Ellen held his blue gaze. “I’m not afraid.”
“I think you are, if you take the trouble to say you are not.” His fingers slipped over her cheek to tap beneath her chin. “Remember I’ve seen enough recruits preparing for battle to know the signs, Ellen.”
She swallowed, then licked her lips to stop them feeling dry and saw his gaze lower to watch the gesture, before she spoke again. “I am afraid. A little. But only of what I do not know – what life will be like.” He’d become more and more the soldier she did not know well, and less and less the man she had met in her father’s beautiful state drawing room back at home.
“Ask the other women. They shall tell you. Make friends. I know at times it will not be easy but I shall do my best to make you happy.”
“I know, I will be happy,
I have you. I am not afraid of that.”
“Then I am content. I must go and speak to the Lieutenant Colonel. You will forgive–”
“You do not need to ask forgiveness for fulfilling your duty, Paul.”
His fingertips cradled her cheek as he smiled, before walking away.

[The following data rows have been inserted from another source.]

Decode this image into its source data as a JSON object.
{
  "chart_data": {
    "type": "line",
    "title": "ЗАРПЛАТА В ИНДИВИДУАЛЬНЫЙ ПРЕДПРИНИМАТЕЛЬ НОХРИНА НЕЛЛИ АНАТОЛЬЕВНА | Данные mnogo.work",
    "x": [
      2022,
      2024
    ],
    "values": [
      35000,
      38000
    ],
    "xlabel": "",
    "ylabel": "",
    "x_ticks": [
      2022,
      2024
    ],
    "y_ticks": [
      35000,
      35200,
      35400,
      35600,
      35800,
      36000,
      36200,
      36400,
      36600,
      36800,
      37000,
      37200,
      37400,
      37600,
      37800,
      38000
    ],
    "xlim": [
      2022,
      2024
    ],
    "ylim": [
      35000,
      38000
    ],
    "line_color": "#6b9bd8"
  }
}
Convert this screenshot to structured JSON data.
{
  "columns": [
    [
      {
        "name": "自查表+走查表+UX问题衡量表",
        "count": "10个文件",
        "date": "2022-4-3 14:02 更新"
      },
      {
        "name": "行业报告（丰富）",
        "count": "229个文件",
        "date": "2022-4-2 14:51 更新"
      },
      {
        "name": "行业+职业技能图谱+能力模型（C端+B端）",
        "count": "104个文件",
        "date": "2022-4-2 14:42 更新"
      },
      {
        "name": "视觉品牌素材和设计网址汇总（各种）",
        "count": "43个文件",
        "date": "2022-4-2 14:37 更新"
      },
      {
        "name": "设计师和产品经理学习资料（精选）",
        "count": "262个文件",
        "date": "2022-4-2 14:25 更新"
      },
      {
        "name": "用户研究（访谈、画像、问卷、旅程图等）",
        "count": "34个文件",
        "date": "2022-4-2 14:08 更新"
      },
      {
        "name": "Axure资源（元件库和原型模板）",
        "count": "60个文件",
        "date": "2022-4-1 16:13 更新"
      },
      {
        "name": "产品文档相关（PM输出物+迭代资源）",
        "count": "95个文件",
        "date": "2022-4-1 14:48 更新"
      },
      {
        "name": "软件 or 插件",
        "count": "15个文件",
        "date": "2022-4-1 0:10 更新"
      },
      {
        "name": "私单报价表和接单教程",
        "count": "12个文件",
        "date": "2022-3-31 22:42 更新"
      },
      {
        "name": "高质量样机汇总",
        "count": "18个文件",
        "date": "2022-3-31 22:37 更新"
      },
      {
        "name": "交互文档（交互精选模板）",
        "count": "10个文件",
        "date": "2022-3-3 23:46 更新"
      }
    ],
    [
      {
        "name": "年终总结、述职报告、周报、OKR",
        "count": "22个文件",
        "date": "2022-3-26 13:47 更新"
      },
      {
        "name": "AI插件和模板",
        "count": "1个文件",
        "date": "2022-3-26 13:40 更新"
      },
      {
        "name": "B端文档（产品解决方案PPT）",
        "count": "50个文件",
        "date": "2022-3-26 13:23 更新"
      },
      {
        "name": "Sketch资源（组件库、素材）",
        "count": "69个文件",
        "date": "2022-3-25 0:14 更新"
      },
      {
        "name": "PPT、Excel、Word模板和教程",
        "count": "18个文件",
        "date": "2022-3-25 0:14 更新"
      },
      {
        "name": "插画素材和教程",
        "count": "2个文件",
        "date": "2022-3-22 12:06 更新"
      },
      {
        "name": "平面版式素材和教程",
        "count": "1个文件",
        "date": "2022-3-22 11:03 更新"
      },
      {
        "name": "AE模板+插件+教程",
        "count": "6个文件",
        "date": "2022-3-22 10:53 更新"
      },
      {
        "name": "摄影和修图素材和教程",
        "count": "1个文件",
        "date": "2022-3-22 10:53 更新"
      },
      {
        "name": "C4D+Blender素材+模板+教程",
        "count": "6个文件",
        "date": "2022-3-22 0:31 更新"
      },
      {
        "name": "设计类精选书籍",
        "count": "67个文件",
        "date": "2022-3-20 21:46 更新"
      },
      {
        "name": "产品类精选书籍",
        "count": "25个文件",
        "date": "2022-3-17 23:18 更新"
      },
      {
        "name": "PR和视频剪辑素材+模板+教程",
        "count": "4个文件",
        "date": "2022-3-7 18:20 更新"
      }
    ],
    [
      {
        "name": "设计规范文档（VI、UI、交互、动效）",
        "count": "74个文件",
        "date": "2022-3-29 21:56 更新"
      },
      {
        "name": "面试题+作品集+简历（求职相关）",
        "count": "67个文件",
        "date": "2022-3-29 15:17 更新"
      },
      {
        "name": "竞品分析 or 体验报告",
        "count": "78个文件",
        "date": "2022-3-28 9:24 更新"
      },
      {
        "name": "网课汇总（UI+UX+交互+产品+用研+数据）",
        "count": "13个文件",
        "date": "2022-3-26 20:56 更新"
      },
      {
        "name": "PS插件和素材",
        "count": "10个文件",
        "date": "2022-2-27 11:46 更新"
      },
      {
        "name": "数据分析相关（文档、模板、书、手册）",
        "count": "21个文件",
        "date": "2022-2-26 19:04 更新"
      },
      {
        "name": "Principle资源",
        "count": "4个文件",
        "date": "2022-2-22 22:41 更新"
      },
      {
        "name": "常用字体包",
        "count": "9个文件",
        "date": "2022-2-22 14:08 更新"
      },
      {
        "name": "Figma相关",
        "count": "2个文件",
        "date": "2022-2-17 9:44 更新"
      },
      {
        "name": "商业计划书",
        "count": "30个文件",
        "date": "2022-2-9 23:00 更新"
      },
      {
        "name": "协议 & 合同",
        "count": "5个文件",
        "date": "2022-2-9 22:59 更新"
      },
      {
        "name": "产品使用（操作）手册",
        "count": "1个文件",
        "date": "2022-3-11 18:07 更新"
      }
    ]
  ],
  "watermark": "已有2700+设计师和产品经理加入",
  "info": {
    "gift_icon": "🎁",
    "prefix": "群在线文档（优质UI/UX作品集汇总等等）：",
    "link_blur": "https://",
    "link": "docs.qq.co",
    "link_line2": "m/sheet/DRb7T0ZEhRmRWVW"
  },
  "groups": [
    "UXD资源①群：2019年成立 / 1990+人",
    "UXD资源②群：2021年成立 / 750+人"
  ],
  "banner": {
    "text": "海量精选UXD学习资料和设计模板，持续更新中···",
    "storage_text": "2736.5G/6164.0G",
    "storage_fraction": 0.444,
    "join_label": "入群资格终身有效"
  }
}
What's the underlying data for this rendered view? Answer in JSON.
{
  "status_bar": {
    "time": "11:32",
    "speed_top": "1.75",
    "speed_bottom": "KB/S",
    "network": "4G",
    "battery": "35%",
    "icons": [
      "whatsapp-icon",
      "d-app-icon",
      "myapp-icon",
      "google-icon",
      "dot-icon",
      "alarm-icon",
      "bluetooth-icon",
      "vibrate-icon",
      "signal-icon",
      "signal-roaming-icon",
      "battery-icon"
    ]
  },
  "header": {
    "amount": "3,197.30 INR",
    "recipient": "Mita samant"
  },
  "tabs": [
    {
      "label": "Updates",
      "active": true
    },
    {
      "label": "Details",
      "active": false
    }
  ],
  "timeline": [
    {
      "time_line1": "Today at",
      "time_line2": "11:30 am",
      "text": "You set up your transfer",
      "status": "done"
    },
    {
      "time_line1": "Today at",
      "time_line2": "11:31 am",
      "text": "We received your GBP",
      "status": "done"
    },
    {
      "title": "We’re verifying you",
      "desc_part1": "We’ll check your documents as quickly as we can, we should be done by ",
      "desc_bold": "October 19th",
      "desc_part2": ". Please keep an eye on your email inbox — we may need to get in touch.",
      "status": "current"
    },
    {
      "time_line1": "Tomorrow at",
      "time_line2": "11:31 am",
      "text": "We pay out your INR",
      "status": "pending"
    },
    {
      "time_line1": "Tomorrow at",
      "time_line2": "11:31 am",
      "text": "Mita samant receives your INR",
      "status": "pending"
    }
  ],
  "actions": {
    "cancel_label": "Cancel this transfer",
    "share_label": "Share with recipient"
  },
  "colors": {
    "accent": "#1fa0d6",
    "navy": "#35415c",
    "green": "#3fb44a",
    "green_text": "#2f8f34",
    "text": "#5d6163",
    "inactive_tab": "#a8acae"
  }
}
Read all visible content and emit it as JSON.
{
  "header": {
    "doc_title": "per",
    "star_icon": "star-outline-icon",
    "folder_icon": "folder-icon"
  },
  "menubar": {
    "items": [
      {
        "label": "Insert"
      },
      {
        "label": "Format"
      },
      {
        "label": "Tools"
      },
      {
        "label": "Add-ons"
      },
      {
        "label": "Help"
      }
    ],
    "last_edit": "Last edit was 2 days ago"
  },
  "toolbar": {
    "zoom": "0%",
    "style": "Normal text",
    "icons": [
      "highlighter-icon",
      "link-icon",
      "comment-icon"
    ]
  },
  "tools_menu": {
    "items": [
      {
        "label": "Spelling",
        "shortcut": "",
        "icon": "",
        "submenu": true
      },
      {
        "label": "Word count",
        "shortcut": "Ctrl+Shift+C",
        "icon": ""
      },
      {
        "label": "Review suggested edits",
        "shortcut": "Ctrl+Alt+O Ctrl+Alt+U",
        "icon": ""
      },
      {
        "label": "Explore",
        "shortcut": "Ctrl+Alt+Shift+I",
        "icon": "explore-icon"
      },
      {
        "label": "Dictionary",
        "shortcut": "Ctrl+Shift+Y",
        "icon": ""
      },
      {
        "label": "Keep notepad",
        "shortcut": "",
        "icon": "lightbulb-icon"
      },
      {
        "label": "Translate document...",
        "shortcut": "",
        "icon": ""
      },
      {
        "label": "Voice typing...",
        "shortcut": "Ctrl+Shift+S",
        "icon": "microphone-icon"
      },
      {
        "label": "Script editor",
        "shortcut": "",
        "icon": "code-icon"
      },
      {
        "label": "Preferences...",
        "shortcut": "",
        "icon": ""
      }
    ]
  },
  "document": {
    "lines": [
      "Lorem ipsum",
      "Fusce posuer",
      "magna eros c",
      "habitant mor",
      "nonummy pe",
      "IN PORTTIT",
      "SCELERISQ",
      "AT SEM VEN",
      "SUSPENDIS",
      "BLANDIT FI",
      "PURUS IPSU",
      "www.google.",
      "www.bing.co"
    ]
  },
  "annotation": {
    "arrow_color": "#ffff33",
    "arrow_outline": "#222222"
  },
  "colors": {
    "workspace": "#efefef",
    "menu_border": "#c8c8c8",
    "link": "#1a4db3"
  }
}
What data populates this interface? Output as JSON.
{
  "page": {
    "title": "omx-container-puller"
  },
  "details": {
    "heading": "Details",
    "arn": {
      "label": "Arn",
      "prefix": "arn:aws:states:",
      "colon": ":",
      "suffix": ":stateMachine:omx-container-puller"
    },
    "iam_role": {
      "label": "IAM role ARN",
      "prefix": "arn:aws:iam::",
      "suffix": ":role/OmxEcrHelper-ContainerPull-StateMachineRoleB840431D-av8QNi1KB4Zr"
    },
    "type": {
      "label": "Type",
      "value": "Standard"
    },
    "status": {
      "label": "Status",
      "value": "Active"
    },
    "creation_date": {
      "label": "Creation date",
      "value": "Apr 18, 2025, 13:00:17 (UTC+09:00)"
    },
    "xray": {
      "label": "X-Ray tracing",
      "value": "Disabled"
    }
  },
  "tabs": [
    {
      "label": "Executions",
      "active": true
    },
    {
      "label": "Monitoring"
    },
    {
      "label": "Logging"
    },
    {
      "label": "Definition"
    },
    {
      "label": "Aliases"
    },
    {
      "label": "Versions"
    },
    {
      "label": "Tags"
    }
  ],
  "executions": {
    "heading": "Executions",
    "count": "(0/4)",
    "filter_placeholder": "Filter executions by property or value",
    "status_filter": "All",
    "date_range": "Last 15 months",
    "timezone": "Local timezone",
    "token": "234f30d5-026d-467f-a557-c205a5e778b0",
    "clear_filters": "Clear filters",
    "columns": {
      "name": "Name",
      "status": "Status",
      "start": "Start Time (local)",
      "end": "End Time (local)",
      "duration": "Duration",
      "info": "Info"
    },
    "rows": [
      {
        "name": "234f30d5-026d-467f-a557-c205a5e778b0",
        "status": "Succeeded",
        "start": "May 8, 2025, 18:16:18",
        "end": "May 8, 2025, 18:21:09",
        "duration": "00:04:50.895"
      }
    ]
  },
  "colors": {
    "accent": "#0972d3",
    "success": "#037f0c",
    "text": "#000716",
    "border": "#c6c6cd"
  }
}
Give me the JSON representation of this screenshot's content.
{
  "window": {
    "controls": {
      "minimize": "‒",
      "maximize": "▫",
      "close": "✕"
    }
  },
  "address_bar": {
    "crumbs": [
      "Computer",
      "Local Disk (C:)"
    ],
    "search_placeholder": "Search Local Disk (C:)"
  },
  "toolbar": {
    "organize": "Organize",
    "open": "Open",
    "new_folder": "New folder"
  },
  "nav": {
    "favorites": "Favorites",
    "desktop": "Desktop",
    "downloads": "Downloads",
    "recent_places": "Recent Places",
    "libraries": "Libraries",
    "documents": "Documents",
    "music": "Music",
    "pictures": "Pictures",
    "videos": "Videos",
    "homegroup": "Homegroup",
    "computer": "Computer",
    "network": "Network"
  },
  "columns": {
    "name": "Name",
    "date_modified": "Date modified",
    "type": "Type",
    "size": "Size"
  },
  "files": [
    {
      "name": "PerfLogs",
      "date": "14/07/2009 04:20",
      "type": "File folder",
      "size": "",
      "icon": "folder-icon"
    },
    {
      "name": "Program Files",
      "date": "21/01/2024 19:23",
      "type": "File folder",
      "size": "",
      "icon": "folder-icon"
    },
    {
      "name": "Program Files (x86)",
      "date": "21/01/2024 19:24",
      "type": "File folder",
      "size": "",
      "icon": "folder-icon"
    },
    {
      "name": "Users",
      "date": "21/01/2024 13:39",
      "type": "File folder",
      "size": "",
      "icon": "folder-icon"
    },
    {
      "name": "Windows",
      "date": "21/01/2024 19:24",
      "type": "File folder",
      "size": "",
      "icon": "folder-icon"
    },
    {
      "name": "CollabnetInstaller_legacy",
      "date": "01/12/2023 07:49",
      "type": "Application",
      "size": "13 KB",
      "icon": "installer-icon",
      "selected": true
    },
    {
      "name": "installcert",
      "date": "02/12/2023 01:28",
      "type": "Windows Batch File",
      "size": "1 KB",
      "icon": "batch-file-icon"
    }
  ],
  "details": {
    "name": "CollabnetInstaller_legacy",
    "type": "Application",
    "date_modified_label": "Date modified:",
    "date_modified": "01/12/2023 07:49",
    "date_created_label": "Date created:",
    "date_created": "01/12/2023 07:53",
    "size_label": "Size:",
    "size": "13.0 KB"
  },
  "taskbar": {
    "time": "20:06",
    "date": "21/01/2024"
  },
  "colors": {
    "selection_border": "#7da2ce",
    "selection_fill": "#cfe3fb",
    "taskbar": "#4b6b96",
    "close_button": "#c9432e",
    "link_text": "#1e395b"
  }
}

Her heart thumped steadily. The other women had not really spoken to her, she presumed because they thought she was too wellborn compared to them, but Paul’s men did not seem to judge him by his birth, and Paul had not even told anyone who she was. Yet, her voice, her posture, her clothing, made her stand apart from the other women. She was not and never would be a common soldier’s wife. She was an officer’s wife, and from a titled family. She would never quite fit in. But she longed to, she missed the company of her sisters, their hurried, whispered conversations and laughter.
She looked back at the thin line of green and grey along the horizon, England.
If her father knew she wished to fit in among commoners, he would send a scalding letter.
~
They dined with the men and doing so gave Ellen opportunity to speak with the women who were clustered at the end of a long trestle table. Paul sat further along among his men.
Now was her chance to try and become a part of them – accepted.
“How do you travel with the men in general?” she asked of the woman beside her, before taking a sip of the watery broth in her bowl.
The woman glanced at her with uncertainty; all the woman had been sitting stiffly since she’d joined them, when on deck earlier, Ellen had heard them talking easily with each other many times.
Ellen longed to simply say, you need not be afraid of me, but that would sound crass and patronizing when she was so much younger than most of them. “I have no idea how I shall live…” Ellen added, her uncertainty and fear slipping into her voice.